Pero llegada la época de muda, periodo fundamental en la vida de un reclamo y donde éste pasa por estado febril y delicado, es fundamental el aportarle una ración extra de proteínas y vitaminas, para que tan difícil trance se supere con las mejores garantías. Además les ayuda a mantener los niveles de queratina de las plumas. Por tanto, es el momento de sustituir, durante esos dos meses aproximadamente que dura la máxima virulencia de esta fase, el pienso de mantenimiento, reposo o como se le quiera llamar, por otro con más porcentaje de proteínas; para con ello, ayudarle en su transitoria debilidad y conseguir una muda perfecta que es fundamental para que meses después adquieran un buen “celo”. En este periodo y, sólo en éste, suelo darle aminoácidos con vitaminas, necesarios para un buen “espelecho” y emplume. El resto del año, las obtienen de los alimentos que toman.

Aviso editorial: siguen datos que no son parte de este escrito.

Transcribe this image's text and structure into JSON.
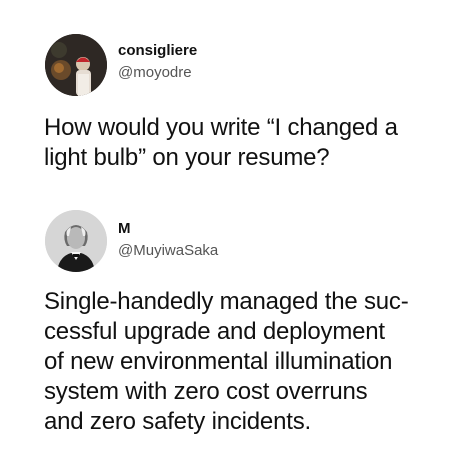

Una vez recortados, desparasitados y pasados a la jaula, allá por mediados/finales de noviembre y ya desde mediado de septiembre, comiendo el pienso y trigo de siempre, suelo ir aumentándole la mano de castañas y bellotas y verde casi a diario. Además, desde hace algún tiempo y por indicación de un amigo que la ha experimentado con buenos resultados durante años, suelo darles guisantes verdes –descongelados- durante los doce meses. Sería mejor, como hace él, frescos, pero no es fácil tenerlos todo el año.

En segundo lugar y fuente de grandes fracasos y mudas a “destiempo”, es fundamental no querer conseguir en “cuatro días” lo que debe ser un proceso largo y paso a paso como es la preparación para el “celo”. La sobrealimentación sin regla y la administración de vitaminas y otros “potingues o meringotes” al “por mayor”, en la mayoría de las veces, lo que se consigue con ello es el efecto contrario: como mal menor, el pasarse de “celo” y como mayor –terrible para los colgadores-, empezar con una muda extemporánea a poco de iniciarse la época de caza.

Creo, a modo de resumen, que con las pautas marcadas, el pájaro llega a la apertura de la veda en óptimas condiciones, siempre que hablemos de pájaros que merezcan la pena. Pedir peras al olmo no es fácil. El campo hará el resto.

La buena salud y presencia, ocurre, cuando nuestros reclamos disfrutan tomando el sol a diario, principalmente a primeras horas del día. Ese rojo sangre de los ojos, pico y patas sólo se consigue a base de soleo. La vitamina “D”, procedente del astro rey -aunque la encuentran en algunos alimentos-, no le puede faltar, ya que aparte de dar belleza a su siempre maravillosa estampa, es fundamental para su organismo. Si el aficionado vive en un pueblo, no le resulta muy complicado, pero si vive en la ciudad, aparte de los horarios de trabajo -a la hora crítica del sol-, la disposición de los pisos hace que en muchas terrazas, donde están los reclamos, ni da el sol. En otras, por el contrario, como es mi caso, desde que sale hasta que se oculta –descarto a los muy pudientes que tienen un buen chalet con terreno suficiente para estos menesteres-. Por tanto, hay que ingeniárselas para que nuestros reclamos lo reciban. No será nunca como los pájaros que lo toman a diario, pero al menos, conseguiremos que no estén blancos como la cal. Pero cuidado…, muchos buenos reclamos se han asfixiado en un lamentable descuido de sus dueños. El que suscribe puede dar fe de tal afirmación.